= Banjaranama =

Banjaranama was written by Nazeer Akbarabadi (1735-1830)

The Banjaranama (بنجارانامہ, बंजारानामा, Chronicle of the Nomad) is a satirical Urdu poem, written by the eighteenth-century Indian poet Nazeer Akbarabadi. The poem's essential message is that pride in worldly success is foolish, because human circumstances can change in a flash, material wealth and splendor is always transient, and death is the only certainty for all men. The poem quickly captured the popular imagination, and achieved fame in the Indian subcontinent that has lasted for over two centuries. Critics have observed that, despite the deliberate simplicity of its language, the poem's idioms and imagery were dazzling in their span, and portrayed lives of wealth and power as ultimately subject to a nomad's whims (an allusion to death). The poem continues to be hailed as distilling "the teachings of thousands of years into one summary form."

==Refrain and example verse==
All verses in the poem end on the same refrain: Sab thaat para reh jayega, Jab laad chalega banjara (All your splendor will lie useless, when the nomad packs-up and leaves).

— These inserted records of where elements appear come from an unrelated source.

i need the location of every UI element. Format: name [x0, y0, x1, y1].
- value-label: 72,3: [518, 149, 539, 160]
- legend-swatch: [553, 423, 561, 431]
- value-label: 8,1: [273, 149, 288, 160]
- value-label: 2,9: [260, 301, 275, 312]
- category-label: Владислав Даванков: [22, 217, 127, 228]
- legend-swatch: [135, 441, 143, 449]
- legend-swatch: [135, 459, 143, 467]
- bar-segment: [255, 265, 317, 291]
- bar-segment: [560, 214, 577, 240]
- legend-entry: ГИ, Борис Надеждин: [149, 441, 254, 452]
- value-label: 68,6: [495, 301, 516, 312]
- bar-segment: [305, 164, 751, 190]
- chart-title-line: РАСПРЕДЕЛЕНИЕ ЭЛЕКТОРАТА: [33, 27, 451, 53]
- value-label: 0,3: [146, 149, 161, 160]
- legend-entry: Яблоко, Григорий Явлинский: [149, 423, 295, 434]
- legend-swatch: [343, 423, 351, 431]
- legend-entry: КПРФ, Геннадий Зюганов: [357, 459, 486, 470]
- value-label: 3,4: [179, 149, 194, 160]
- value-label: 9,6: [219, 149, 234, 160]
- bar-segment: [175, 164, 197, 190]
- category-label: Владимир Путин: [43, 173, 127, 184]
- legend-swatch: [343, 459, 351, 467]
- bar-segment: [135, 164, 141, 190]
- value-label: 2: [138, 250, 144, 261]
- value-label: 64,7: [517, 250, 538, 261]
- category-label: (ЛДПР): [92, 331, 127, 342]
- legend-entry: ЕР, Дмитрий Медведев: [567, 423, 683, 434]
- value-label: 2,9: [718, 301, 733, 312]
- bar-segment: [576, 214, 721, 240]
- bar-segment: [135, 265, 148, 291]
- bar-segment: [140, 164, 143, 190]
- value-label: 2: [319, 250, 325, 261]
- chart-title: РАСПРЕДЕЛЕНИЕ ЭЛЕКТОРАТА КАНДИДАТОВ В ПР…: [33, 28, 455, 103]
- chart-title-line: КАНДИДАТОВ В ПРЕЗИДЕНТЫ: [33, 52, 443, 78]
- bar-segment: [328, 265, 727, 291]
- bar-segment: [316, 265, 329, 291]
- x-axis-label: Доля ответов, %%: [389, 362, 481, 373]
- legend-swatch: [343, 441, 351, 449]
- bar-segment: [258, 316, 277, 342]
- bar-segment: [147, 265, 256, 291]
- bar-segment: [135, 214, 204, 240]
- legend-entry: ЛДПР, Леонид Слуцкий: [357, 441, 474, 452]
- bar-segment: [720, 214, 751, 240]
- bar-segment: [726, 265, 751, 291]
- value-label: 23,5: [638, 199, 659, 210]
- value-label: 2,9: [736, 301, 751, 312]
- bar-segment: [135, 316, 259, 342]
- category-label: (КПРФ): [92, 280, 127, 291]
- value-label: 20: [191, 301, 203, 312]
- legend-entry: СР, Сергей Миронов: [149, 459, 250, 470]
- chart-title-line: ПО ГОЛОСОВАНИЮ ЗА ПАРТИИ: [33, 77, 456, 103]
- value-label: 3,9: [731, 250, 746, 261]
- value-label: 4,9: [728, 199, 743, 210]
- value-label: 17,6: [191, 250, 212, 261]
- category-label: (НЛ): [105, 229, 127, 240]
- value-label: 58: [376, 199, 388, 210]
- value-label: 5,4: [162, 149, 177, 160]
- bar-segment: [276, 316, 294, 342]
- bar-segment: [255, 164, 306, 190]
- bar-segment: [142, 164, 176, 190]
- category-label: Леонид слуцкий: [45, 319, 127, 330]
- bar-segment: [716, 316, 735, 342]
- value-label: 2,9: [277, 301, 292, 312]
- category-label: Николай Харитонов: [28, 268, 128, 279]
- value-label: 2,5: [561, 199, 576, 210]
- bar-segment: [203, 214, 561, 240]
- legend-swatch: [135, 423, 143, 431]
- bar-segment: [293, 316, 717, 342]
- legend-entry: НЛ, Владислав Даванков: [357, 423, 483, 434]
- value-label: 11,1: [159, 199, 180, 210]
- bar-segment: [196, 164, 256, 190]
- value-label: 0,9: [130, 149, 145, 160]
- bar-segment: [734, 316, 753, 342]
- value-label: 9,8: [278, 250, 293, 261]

By itself, the refrain is frequently used in popular culture as a reminder that death is the "great leveler" and it is short-sighted to sacrifice conscience to greed. The refrain is sometimes used in political and parliamentary speeches in India as well.
| Urdu | Devnagri transcription | English translation |
| گر تو ہے لکھی بنجارہ اور کھیپ بھی تیری بھاری ہے
 اے غافل تجھ سے بھی چڑهتا اک اور بڑا بیوپاری ہے
 کیا شکر مصری قند گری کیا سانبھر میٹھا کھاری ہے
 کیا داکھ منقا سونٹھ مرچ کیا کیسر لونگ سپاری ہے
 سب ٹھاٹھ پڑا رہ جاویگا جب لاد چلے گا بنجارہ
  | गर तू है लक्खी बंजारा और खेप भी तेरी भारी है
 ऐ ग़ाफ़िल तुझसे भी चढ़ता इक और बड़ा ब्योपारी है
 क्या शक्कर मिसरी क़ंद गरी, क्या सांभर मीठा-खारी है
 क्या दाख मुनक़्क़ा सोंठ मिरच, क्या केसर लौंग सुपारी है
 सब ठाठ पड़ा रह जावेगा जब लाद चलेगा बंजारा
  | If you are a millionaire, and your stores are brimming,
 Know, O ignorant! There is always another merchant who is even greater than you.
 What of your sugar, candy, jaggery and nuts? What of your doughs, sweet and salty?
 What of your grapes, raisins, ginger and pepper? What of your saffron, cloves and betel?
 All your splendor will lie useless, when the nomad packs-up and leaves.
  |

==Usage of common language==
Contrary to the then prevalent tradition of using refined literary language in poetry, Nazeer Akbarabadi chose idioms and words from the casual language spoken in the street, both in Banjaranama and in his other works. Though the poem as a whole is largely comprehensible to native Hindustani speakers in the modern-day, some words are considered archaic today, such as dakh (داکھ, दाख, grape, from the Sanskrit द्राक्ष, draksh) which has been completely replaced by the Persian-derived term angoor in modern Hindi.